Recently the following items have been posted on the music-ir list which I found interesting but haven't had time yet to blog about.
Mark Sandler announced that the Centre for Digital Music (C4DM) has released Soundbite. It's a free playlist generation software which everyone can install on their own music collection. Given a seed song the software generates a playlist of similar songs. In addition, the software sends something like a fingerprint to C4DM's servers which they plan to use to generate recommendations. Mark writes: "and we're not saying what science we do because we'd like to see if you can guess." In terms of similarity I guess they are using Mark Levy's recent work. It's a fast and memory efficient approach and performs almost as good as some computationally much more expensive approaches. I'd love to give it a try, but unfortunately Soundbite currently only runs on Mac OS X.
Chris Cannem from the C4DM recently announced the release of Sonic Visualizer 1.0 which is a nice tool to visualize music (and has partially been developed within the legendary SIMAC project). The plugins include interesting algorithms such as: beat tracking, chromagram, constant Q spectrogram, tonal change detector, key estimation, onset detection, pitch tracking, note tracking, and tempo tracking.
Douglas Turnbull (also known for the MIR related and fun Listen Game) has announced that his team is making some of the data they collected available.

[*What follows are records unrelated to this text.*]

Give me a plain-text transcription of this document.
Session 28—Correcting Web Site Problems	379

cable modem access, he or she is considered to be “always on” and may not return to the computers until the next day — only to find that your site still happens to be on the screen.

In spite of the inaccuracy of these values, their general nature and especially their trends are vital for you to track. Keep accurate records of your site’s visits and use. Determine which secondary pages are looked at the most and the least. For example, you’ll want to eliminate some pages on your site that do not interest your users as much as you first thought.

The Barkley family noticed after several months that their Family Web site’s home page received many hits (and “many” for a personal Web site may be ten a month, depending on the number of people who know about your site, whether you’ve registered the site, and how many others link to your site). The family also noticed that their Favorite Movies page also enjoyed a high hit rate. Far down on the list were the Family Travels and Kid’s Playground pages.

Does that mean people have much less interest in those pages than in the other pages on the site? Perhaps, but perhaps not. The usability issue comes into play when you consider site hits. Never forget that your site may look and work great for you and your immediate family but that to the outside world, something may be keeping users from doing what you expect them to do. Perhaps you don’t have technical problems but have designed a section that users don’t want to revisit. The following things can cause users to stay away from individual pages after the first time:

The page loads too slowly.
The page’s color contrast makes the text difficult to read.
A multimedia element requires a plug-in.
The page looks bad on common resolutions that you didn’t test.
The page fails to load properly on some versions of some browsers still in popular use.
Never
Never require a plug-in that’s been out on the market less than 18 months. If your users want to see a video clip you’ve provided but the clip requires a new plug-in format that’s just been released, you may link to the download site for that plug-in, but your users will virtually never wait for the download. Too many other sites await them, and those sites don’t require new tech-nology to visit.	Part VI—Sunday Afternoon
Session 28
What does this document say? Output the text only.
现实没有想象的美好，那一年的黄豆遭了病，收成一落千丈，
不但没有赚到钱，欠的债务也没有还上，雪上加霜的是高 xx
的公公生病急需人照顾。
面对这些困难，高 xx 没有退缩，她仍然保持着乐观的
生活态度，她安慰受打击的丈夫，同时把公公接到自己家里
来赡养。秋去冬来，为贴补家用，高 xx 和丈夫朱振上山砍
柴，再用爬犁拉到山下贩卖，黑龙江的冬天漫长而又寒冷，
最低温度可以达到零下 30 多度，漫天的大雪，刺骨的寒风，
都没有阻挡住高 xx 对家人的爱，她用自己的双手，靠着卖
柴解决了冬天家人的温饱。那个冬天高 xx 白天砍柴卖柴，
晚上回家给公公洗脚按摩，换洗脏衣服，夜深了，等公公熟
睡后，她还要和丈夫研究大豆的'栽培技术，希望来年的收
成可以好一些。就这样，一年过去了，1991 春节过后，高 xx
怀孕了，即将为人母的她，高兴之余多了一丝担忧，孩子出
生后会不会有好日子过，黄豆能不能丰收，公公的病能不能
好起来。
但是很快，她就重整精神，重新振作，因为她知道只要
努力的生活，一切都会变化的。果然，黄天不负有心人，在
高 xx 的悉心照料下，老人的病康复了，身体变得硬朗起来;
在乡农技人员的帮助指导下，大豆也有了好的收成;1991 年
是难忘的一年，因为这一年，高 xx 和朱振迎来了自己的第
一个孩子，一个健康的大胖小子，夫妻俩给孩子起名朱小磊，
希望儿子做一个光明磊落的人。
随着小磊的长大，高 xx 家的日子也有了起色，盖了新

In particular, they are offering the "CAL-500 data set of 1700 human-generated musical annotations that describe 500 popular western musical tracks". I haven't seen the data yet, but I'm sure there's lots of interesting things you could do with it.
And last, but not least: There is a new MIR related journal: the Journal of Interdisciplinary Music Studies (JIMS). And guess where it is being published? Izmir :-) And the articles even got Turkish abstracts!